While his keynote speech was titled “Traditional Media Strikes Back’, Zeiler also chose a sub title, “My Big Fat Digital Future’, to indicate that he understood the inevitable future impact of the digital revolution on Internet and mobile television. “What does digital mean to the industry? Choice.’ Consumers will be able to watch whatever, whenever and anywhere. The good news for traditional TV companies is they are well placed to take advantage of it.

He gave four pointers he considered necessary for future success. Firstly, “don’t be frightened of fragmentation’. It was not enough to offer just one product, for instance one needs “a family of channels’ which if done well and clearly positioned can be profitable.

“Secondly, we should not be scared of technology. Internet TV, mobile, ipods are viewed as competition. As broadcasters we are content producers and distributors.’ RTL started as a terrestrial broadcaster, then moved to satellite and cable. Now mobile and broadcast are in the mix, he said. Content and branding were the strengths of broadcasters and they can market their television programmes across different platforms and in that way “build traditional channels’.

Thirdly, the fact that digitisation was a cheaper way of distributing content could be an advantage. “We have to find ways to make money out of the niches.’
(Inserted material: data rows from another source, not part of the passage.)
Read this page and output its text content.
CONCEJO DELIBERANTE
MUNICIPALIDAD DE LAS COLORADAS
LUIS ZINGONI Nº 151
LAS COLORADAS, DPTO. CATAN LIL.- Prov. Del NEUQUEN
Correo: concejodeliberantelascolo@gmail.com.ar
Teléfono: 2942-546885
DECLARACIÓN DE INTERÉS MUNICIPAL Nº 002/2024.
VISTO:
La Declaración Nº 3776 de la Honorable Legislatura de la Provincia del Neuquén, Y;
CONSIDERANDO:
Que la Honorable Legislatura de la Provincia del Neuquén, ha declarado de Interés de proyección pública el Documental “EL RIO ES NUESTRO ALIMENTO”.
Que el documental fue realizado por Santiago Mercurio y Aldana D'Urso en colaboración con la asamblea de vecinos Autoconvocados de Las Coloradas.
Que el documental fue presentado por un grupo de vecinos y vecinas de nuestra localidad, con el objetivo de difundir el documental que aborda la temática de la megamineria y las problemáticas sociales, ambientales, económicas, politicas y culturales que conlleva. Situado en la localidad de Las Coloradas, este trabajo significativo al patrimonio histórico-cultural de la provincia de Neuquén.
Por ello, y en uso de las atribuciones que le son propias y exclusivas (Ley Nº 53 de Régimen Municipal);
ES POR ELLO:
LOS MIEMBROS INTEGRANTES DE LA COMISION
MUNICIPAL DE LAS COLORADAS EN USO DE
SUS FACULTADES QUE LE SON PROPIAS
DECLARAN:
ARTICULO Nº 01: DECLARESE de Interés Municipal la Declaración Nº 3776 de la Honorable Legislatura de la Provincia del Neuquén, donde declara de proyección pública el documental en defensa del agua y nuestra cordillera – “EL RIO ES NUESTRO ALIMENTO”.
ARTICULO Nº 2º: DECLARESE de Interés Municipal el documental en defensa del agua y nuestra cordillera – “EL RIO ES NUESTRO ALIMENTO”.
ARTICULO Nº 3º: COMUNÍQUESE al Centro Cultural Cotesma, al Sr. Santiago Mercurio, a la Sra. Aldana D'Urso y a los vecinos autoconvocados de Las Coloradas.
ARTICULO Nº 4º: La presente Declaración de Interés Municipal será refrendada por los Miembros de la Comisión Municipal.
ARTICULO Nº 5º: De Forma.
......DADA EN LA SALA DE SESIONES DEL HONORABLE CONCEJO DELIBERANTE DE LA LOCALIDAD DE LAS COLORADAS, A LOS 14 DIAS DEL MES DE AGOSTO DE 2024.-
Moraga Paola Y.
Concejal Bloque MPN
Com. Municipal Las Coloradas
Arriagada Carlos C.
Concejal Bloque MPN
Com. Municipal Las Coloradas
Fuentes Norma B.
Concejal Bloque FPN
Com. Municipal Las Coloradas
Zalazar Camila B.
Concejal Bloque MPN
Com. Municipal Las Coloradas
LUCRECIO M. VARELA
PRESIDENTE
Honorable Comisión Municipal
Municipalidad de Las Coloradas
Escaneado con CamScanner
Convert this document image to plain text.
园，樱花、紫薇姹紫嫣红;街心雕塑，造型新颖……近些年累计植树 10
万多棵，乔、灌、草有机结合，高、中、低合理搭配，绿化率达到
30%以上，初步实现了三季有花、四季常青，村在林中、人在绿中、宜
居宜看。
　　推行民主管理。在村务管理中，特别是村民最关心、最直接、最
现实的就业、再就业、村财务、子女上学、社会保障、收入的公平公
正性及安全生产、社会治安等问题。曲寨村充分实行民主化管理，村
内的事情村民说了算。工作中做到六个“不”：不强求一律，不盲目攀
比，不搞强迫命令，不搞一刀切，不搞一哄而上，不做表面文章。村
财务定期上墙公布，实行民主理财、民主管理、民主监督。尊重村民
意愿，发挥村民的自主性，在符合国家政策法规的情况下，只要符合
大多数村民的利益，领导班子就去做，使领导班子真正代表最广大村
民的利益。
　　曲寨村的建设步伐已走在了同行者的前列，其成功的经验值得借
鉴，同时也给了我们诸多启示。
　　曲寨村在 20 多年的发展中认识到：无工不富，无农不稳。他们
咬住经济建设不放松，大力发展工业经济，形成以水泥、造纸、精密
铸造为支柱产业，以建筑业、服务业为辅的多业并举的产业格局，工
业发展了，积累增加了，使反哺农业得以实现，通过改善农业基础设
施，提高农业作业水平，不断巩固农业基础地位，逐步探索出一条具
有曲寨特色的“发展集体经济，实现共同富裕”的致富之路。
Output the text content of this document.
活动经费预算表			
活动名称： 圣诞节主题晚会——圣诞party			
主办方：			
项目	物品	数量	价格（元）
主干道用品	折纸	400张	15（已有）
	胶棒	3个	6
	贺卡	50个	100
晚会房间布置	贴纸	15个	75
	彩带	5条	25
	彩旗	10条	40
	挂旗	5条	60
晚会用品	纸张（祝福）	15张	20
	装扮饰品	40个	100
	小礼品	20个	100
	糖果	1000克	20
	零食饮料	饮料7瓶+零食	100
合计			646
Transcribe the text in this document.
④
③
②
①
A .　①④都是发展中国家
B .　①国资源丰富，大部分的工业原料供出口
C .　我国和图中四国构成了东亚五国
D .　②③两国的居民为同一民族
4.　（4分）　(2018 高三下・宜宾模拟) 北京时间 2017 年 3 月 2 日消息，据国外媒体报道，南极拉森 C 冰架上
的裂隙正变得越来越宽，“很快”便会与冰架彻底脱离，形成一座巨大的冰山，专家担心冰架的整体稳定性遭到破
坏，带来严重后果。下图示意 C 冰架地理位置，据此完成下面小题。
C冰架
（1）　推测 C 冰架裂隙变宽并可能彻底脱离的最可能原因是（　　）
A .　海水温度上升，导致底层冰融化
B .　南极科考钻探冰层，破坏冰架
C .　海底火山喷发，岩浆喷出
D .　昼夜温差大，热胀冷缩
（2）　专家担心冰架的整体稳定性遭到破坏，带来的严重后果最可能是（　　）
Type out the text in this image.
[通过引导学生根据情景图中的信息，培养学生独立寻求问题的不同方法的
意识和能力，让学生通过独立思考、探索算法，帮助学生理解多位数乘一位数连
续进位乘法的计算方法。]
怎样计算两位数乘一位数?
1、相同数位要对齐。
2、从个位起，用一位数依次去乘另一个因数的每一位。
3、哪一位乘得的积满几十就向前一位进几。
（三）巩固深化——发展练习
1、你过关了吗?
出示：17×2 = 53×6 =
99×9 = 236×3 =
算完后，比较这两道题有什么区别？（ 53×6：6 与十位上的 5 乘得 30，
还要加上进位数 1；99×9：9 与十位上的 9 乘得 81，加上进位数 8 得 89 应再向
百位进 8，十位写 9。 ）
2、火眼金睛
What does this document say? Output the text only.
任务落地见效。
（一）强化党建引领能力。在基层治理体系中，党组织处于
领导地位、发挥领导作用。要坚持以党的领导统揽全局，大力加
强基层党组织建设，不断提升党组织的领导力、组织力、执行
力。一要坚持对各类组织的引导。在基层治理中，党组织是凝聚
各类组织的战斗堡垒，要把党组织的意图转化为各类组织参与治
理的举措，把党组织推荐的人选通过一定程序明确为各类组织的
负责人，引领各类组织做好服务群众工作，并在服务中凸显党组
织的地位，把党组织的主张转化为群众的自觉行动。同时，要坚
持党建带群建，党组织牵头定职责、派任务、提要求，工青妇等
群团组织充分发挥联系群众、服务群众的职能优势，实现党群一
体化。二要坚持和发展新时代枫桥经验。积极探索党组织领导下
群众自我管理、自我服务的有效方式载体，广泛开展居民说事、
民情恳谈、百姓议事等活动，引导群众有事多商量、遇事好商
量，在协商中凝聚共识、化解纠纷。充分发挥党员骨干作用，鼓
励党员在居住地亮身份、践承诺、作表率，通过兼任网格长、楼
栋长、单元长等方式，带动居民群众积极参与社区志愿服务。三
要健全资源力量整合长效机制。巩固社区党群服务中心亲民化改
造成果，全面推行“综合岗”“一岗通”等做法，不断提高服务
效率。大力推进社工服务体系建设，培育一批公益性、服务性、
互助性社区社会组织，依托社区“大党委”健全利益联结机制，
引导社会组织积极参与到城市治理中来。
Finally, he promoted the idea of diversity. “For too long, we have relied on advertising for our revenue. Most successful broadcasters will have to have mixed business models which will include subscriptions, content sales, merchandising, shopping TV, gaming, online communities.

“We don’t watch the world change. We must try out everything,’ he said about RTL’s business approach. “We are testing everything – pay TV, downloads for mobile phones, setting up mobile channels. We are excited about digital developments.’

The size of a broadcaster matters. “The biggest broadcasters get the biggest ad revenue.’ A big audience can be equated with big premium. But content still remains important. He referred to the US Idols which has been valued at $2.5bn by Advertising Age.

New platforms need compelling content. That makes TV the most powerful medium ever, according to Zeiler.

“Yes, content is king but brand is content’s boss. We (broadcasters) have every reason to be confident about the future. We are well prepared for the digital world.’